Last year’s amendment to the 1999 Constitution of the Federal Republic of Nigeria, known as the Fourth Alteration, granted the long-awaited autonomy to state legislature and judiciary. President Muhammadu Buhari signed the bill into law in June 2018.

The amendment has formally allowed financial autonomy and independence to Houses of Assembly and the judiciary in the states. Before now, funds allocated to both arms of government from the Federation Account were channelled through the state governments most of which never got to them.

With the new law, all monies meant for State Assembly and the judiciary will be transmitted directly to them in their respective states. No more through the governors. The amendment reads thus: “And the funds standing in the credit of the Houses of Assembly in the states are now to be paid directly to the Houses of Assembly of the states for the benefit of the legislators and the management of the Houses of Assembly.”

However, it is sad that since the bill was assented to, the law has not been allowed to operate in line with its spirit and wordings because governors have decided to frustrate it since it will not serve their political interests. If such moves are allowed to stand, it will prove counter-productive.

It was not by accident that the founding fathers of democracy created the executive, legislative and the judicial arms of government with well-defined responsibilities, and each acting as a check on the other. This pristine arrangement is fundamental in a democracy. Where the legislature’s autonomy is eroded or lacking, what exists is anything but democracy.

I believe the constitutional amendment enabling full autonomy to the two arms of government in reference would not have been possible without the consent of governors expressed through their State Assembly which they control as tools. If the chief executives granted the self-determination, why are they working against it through the back door?

Regrettably, since 1999, most governors have subjugated their state assemblies or, worse still, the assemblies have become pliable in their hands, thereby betraying the trust of the people they purport to represent.
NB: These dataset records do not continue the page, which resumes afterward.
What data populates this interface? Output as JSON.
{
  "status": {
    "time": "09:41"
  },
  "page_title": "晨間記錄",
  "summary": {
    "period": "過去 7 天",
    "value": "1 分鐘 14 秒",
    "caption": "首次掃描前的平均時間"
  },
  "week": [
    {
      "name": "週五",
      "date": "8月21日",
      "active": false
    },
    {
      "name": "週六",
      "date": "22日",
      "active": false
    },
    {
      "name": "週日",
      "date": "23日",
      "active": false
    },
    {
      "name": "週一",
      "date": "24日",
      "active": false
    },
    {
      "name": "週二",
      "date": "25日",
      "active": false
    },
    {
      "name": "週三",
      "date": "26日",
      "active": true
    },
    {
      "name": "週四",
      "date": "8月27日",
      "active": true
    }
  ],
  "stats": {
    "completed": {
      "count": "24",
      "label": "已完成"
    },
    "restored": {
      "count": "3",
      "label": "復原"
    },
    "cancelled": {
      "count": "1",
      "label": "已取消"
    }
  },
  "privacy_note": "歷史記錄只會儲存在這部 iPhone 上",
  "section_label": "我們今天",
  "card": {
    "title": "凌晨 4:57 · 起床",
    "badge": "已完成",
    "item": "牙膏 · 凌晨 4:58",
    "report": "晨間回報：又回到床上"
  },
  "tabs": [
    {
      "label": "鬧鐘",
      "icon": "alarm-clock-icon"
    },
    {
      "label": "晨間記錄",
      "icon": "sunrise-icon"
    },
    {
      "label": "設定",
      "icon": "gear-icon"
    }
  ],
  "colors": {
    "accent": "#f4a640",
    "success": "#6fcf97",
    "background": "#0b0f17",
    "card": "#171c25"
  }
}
As a result, many governors behave like emperors, embezzle and misappropriate public funds and defy all measures to make them accountable.
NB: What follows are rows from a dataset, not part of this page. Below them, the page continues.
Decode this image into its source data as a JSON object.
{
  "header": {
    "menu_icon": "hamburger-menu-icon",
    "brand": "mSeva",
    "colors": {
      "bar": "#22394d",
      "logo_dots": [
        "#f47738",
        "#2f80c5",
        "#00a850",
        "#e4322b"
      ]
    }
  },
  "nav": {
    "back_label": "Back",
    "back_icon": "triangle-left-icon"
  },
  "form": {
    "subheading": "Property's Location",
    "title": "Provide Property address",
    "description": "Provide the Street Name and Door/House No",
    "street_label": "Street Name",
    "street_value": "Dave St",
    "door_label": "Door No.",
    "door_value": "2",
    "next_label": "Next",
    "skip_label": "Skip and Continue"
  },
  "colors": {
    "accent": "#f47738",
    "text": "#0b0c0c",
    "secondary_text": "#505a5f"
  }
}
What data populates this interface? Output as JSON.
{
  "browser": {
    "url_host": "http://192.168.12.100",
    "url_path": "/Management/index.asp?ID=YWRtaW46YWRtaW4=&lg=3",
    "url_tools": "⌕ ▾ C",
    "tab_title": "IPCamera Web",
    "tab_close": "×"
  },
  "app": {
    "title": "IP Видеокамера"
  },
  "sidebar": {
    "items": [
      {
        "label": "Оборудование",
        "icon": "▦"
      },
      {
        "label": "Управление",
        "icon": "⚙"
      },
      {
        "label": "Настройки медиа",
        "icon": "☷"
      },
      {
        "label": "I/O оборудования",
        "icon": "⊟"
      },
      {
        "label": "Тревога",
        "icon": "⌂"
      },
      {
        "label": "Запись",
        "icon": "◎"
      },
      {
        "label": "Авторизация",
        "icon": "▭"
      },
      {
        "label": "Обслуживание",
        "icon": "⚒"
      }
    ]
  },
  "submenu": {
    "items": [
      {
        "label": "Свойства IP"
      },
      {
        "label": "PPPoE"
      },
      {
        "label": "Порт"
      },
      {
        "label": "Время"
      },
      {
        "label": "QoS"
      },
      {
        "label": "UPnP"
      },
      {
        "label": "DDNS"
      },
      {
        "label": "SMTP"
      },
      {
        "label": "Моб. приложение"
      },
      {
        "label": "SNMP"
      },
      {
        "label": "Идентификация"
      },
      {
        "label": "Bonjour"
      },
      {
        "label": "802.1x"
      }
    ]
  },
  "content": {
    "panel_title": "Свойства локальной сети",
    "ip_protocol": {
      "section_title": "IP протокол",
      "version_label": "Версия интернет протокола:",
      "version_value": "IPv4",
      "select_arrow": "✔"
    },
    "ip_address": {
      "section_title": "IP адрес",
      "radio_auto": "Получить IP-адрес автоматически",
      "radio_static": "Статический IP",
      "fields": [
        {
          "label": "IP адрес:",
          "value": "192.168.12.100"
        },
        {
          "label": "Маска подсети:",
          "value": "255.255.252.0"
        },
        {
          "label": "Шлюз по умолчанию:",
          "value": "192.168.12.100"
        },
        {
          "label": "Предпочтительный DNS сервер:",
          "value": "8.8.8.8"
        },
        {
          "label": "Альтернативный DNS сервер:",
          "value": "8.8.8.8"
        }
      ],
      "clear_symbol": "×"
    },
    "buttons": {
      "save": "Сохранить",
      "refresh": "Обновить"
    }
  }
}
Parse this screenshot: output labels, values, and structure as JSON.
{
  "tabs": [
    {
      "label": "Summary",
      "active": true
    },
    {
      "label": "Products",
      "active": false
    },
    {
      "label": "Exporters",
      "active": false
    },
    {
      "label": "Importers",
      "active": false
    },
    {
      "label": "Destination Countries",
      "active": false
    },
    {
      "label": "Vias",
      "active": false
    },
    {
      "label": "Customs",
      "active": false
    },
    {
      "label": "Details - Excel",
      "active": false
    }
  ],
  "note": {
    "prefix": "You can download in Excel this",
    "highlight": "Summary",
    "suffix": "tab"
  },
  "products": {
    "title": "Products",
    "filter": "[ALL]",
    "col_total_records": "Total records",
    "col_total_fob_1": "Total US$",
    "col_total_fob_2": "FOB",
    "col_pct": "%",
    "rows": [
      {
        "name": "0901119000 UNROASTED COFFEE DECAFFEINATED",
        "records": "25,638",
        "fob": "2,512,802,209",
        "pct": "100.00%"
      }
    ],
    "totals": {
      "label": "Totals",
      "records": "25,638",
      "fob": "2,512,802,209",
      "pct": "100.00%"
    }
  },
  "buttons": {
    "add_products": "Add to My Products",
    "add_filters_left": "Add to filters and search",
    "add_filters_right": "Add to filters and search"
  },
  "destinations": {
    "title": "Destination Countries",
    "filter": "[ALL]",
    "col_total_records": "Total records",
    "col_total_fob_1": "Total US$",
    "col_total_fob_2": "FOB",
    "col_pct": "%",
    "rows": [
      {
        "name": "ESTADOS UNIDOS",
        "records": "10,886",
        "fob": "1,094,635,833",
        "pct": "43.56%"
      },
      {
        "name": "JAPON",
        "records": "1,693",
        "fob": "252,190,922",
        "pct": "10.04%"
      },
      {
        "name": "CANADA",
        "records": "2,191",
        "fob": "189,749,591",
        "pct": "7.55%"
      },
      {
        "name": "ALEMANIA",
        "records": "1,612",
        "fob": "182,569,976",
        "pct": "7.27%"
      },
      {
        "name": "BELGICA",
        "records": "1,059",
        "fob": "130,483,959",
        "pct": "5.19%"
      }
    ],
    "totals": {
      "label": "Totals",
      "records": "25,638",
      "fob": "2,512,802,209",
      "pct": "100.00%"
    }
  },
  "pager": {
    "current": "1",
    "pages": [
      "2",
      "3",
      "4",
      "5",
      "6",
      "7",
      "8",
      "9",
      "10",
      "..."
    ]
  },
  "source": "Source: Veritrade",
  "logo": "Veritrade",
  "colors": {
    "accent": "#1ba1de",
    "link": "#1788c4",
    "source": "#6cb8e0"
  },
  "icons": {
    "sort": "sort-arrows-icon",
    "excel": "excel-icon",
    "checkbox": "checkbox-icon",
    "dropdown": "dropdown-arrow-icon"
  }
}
It is essential for our governors to understand that freedom for the legislature and the judiciary is essential to the strengthening of both arms which in turn will enhance the value of democracy in such states. Needless to say that it will promote accountability and transparency in governance.
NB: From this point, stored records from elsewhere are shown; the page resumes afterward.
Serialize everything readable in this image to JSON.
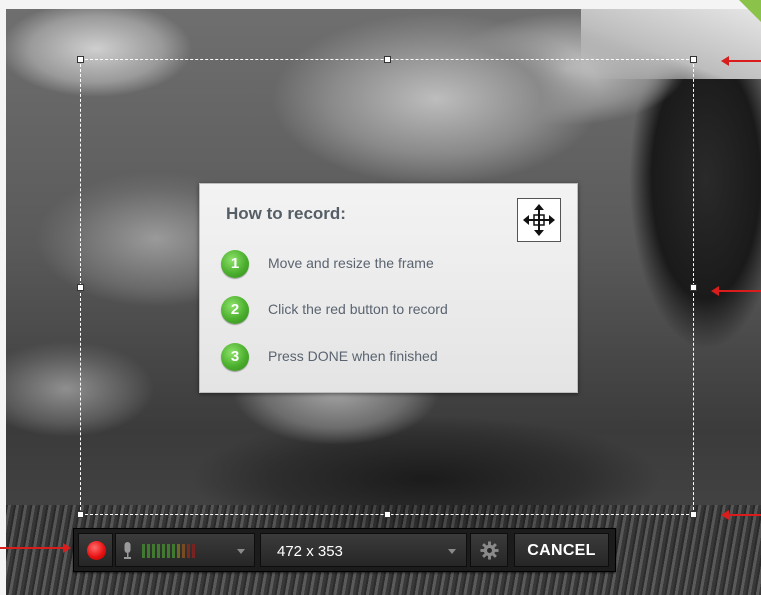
{
  "instructions": {
    "title": "How to record:",
    "steps": [
      {
        "number": "1",
        "text": "Move and resize the frame"
      },
      {
        "number": "2",
        "text": "Click the red button to record"
      },
      {
        "number": "3",
        "text": "Press DONE when finished"
      }
    ],
    "move_icon": "move-arrows-icon"
  },
  "toolbar": {
    "record_icon": "record-icon",
    "mic_icon": "microphone-icon",
    "audio_level_bars": 11,
    "audio_level_colors": [
      "#3f7a2e",
      "#3f7a2e",
      "#3f7a2e",
      "#3f7a2e",
      "#3f7a2e",
      "#3f7a2e",
      "#3f7a2e",
      "#6a6a24",
      "#7a4a20",
      "#7a2b1f",
      "#7a221f"
    ],
    "size_value": "472 x 353",
    "settings_icon": "gear-icon",
    "cancel_label": "CANCEL"
  },
  "colors": {
    "annotation_arrow": "#d91c1c",
    "record_red": "#e81313",
    "step_green": "#4caf2e"
  }
}
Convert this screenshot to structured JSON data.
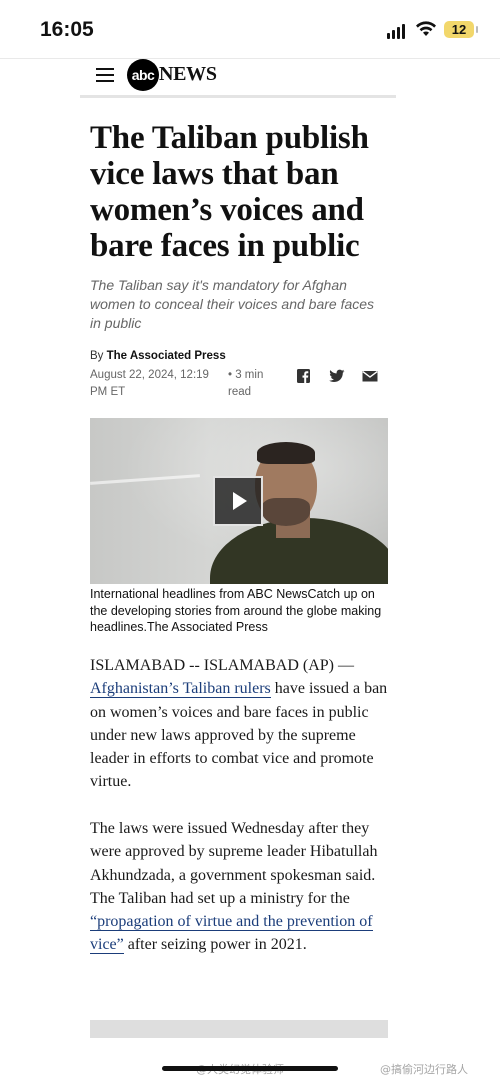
{
  "status_bar": {
    "time": "16:05",
    "battery": "12"
  },
  "header": {
    "logo_abc": "abc",
    "logo_news": "NEWS"
  },
  "article": {
    "headline": "The Taliban publish vice laws that ban women’s voices and bare faces in public",
    "dek": "The Taliban say it's mandatory for Afghan women to conceal their voices and bare faces in public",
    "byline_prefix": "By",
    "byline_author": "The Associated Press",
    "date": "August 22, 2024, 12:19 PM ET",
    "read_time": "• 3 min read",
    "share_icons": [
      "facebook-icon",
      "twitter-icon",
      "email-icon"
    ],
    "video_caption": "International headlines from ABC NewsCatch up on the developing stories from around the globe making headlines.The Associated Press",
    "paragraph1": {
      "lead": "ISLAMABAD -- ISLAMABAD (AP) —",
      "link": "Afghanistan’s Taliban rulers",
      "rest": "have issued a ban on women’s voices and bare faces in public under new laws approved by the supreme leader in efforts to combat vice and promote virtue."
    },
    "paragraph2": {
      "text_before": "The laws were issued Wednesday after they were approved by supreme leader Hibatullah Akhundzada, a government spokesman said. The Taliban had set up a ministry for the",
      "link": "“propagation of virtue and the prevention of vice”",
      "text_after": "after seizing power in 2021."
    }
  },
  "watermarks": {
    "left": "@人类幻觉体验师",
    "right": "@搞偷河边行路人"
  },
  "colors": {
    "link": "#1b3d7a",
    "battery": "#f2d76b",
    "dek": "#666666"
  }
}
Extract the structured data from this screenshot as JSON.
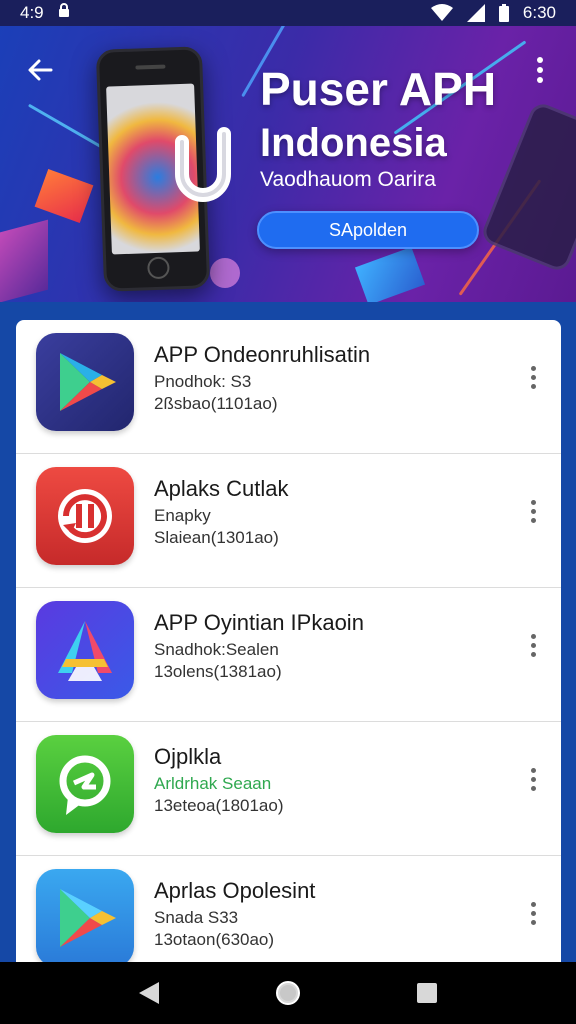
{
  "status_bar": {
    "time": "4:9",
    "clock": "6:30",
    "icons": [
      "lock-icon",
      "wifi-icon",
      "signal-icon",
      "battery-icon"
    ]
  },
  "hero": {
    "title_line1": "Puser APH",
    "title_line2": "Indonesia",
    "subtitle": "Vaodhauom Oarira",
    "button_label": "SApolden",
    "colors": {
      "gradient_start": "#1b3fb8",
      "gradient_end": "#6a22a8",
      "button": "#1f6cf0"
    }
  },
  "apps": [
    {
      "name": "APP Ondeonruhlisatin",
      "subtitle": "Pnodhok: S3",
      "meta": "2ßsbao(1101ao)",
      "icon": "play-store-icon",
      "subtitle_color": "#333333"
    },
    {
      "name": "Aplaks Cutlak",
      "subtitle": "Enapky",
      "meta": "Slaiean(1301ao)",
      "icon": "update-icon",
      "subtitle_color": "#333333"
    },
    {
      "name": "APP Oyintian IPkaoin",
      "subtitle": "Snadhok:Sealen",
      "meta": "13olens(1381ao)",
      "icon": "gradient-a-icon",
      "subtitle_color": "#333333"
    },
    {
      "name": "Ojplkla",
      "subtitle": "Arldrhak Seaan",
      "meta": "13eteoa(1801ao)",
      "icon": "green-refresh-icon",
      "subtitle_color": "#2fa84f"
    },
    {
      "name": "Aprlas Opolesint",
      "subtitle": "Snada S33",
      "meta": "13otaon(630ao)",
      "icon": "blue-play-icon",
      "subtitle_color": "#333333"
    }
  ],
  "nav": {
    "icons": [
      "back-triangle-icon",
      "home-circle-icon",
      "recents-square-icon"
    ]
  }
}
In a democracy, the Assembly exists to make laws for good governance. Their major work, however, lies in oversight in the ministries, departments and agencies to ensure that value for money in public expenditure is religiously observed. But this has not been so. As evidence shows, they are mere rubber stamps of the executive.

So, state governors involved in stifling this law and working hard to put it in abeyance should bury their heads in shame. Their act is ignominious and deplorable. The truth is this legislation has come to stay. Their ploy to render the law unworkable will end up in futility.

What is expected of the state chief executives is cooperation and support for the new law to function. Autonomy usually comes with heavy responsibility. Prudence and accountability are expedient for the judiciary and Assembly to effectively manage funds that will accrue to them. But without a sense of maturity, it will be hard to exhibit such managerial skill.

Nothing short of this will be justified in the eye of the Nigerian who has in the last several decades craved for the independence of the Judiciary and State Houses of Assembly for optimal performance. It is important to warn against an unjustifiable allocation of bogus salaries and allowances in the mold of the national lawmakers whose action has drawn the ire of distressed Nigerians. Such practice at the state level will be an unwelcome development.

This autonomy is indeed an opportunity for state Chief Justices to allay the fears of governors that even without a string of financial control over them attached, they can deliver justice without fear or favour, let or hindrance.Financial autonomy to the judiciary of the state should, therefore, not be harmed by reckless spending and fraudulent financial malpractices by court officials. Attempt to engage in such reckless spending would further put the judiciary or the Assembly into public disrepute and loss of confidence.

Power, as John Acton, the University of Cambridge historian, famously stated, “tends to corrupt, and absolute power corrupts absolutely.” These immortal words should guide each state assembly and judiciary in stemming the incongruity of a governor acting like a bull in a China shop. Governors should be compelled to be transparent and accountable to the people. A state legislature that is delinquent in forcing this through has definitely lost its legitimacy.